By Thomas Gryta
General Electric Co. warned its first-quarter earnings would be below its prior forecasts and pulled its financial guidance for the full year, citing the disruptions and uncertainty caused by the coronavirus pandemic.
The industrial conglomerate is the latest major company, from FedEx Corp. to Starbucks Corp., to withdraw its financial forecasts as the rapidly spreading virus, which causes an illness called Covid-19, disrupts the global economy, travel and daily life.
GE, which has announced job cuts and furloughs in recent weeks, said Thursday it expects first-quarter earnings to be materially below its prior estimate of 10 cents a share. It still expects cash flow from its industrial operations to be about negative $2 billion for the March quarter.
"Given the evolving nature of the Covid-19 pandemic, at this time, GE cannot forecast with reasonable accuracy the full duration, magnitude, and pace of recovery across our end markets, operations, and supply chains," the company said.
GE shares rose 17 cents to $7.47 in early trading. The shares have fallen about 35% so far this year, compared with a roughly 18% drop in the S&P 500 index.
Analysts are projecting earnings of 10 cents a share and negative cash flow of $2.17 billion for the first quarter, according to FactSet. Wall Street was projecting earnings of 45 cents a share for the year on cash flow of about $400 million.
Before the Covid-19 illness emerged, GE had been restructuring its operations and trying to pull out of a slump caused by weak demand for its power generation equipment and troubles in its GE Capital unit. In recent years, GE had slashed its quarterly dividend to a token penny per share payout. The company has sold assets, exiting its transportation and oil division, in order to pay down its debt.

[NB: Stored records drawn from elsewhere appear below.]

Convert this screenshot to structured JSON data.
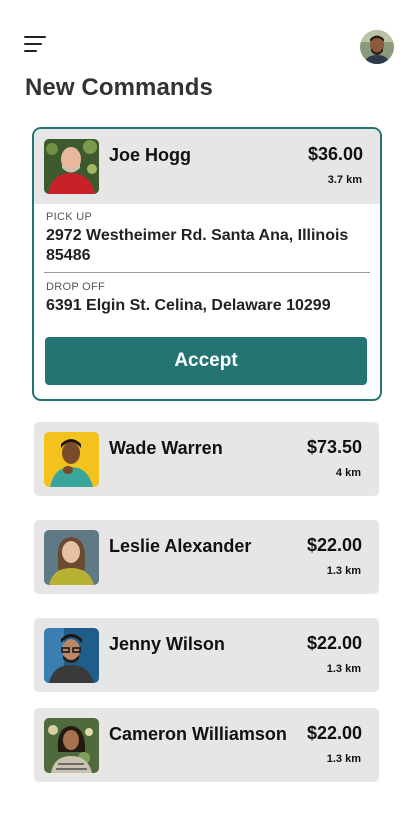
{
  "header": {
    "title": "New Commands"
  },
  "active": {
    "name": "Joe Hogg",
    "price": "$36.00",
    "distance": "3.7 km",
    "pickup_label": "PICK UP",
    "pickup_address": "2972 Westheimer Rd. Santa Ana, Illinois 85486",
    "dropoff_label": "DROP OFF",
    "dropoff_address": "6391 Elgin St. Celina, Delaware 10299",
    "accept_label": "Accept"
  },
  "commands": [
    {
      "name": "Wade Warren",
      "price": "$73.50",
      "distance": "4 km"
    },
    {
      "name": "Leslie Alexander",
      "price": "$22.00",
      "distance": "1.3 km"
    },
    {
      "name": "Jenny Wilson",
      "price": "$22.00",
      "distance": "1.3 km"
    },
    {
      "name": "Cameron Williamson",
      "price": "$22.00",
      "distance": "1.3 km"
    }
  ],
  "colors": {
    "accent": "#247474",
    "card_bg": "#e6e6e6"
  }
}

The company had about $36 billion in cash at the end of 2019, along with $35 billion in untapped credit lines, according to its annual report. GE on March 31 closed the sale of its biopharma division to Danaher Corp. for proceeds of more than $20 billion in cash.
GE said the disparity between the first-quarter earnings and cash-flow expectations is because of "non-cash and timing items in Aviation, Renewable Energy, and GE Capital." The company's aviation division makes jet engines for airliners produced by Boeing Co. and Airbus SE, while its financial services arm has a large airplane leasing operation.
Last week, GE said it was furloughing half of the U.S. aviation manufacturing workers for four weeks, citing growing pressure on the global aerospace industry from the pandemic, which has grounded thousands of planes.
The move came after GE said on March 23 that it would lay off about 10% of its U.S. jet-engine workforce, or about 2,500 employees, and furlough half of its maintenance and repair employees. It said that move would save $500 million to $1 billion for the year.
"We are taking swift actions across the company to position GE to come out stronger on the other side of the Covid-19 crisis," Chief Executive Larry Culp said Thursday. He said the proceeds from the Danaher deal give GE flexibility to strengthen its balance sheet.
The aviation division, with about 52,000 workers around the world, has been hit by the grounding of Boeing's 737 MAX, which cut GE's cash flow by $1.4 billion in 2019. The division is still important to GE's turnaround as it produced $4.4 billion in cash flow last year.
The company is scheduled to report its quarterly results April 29.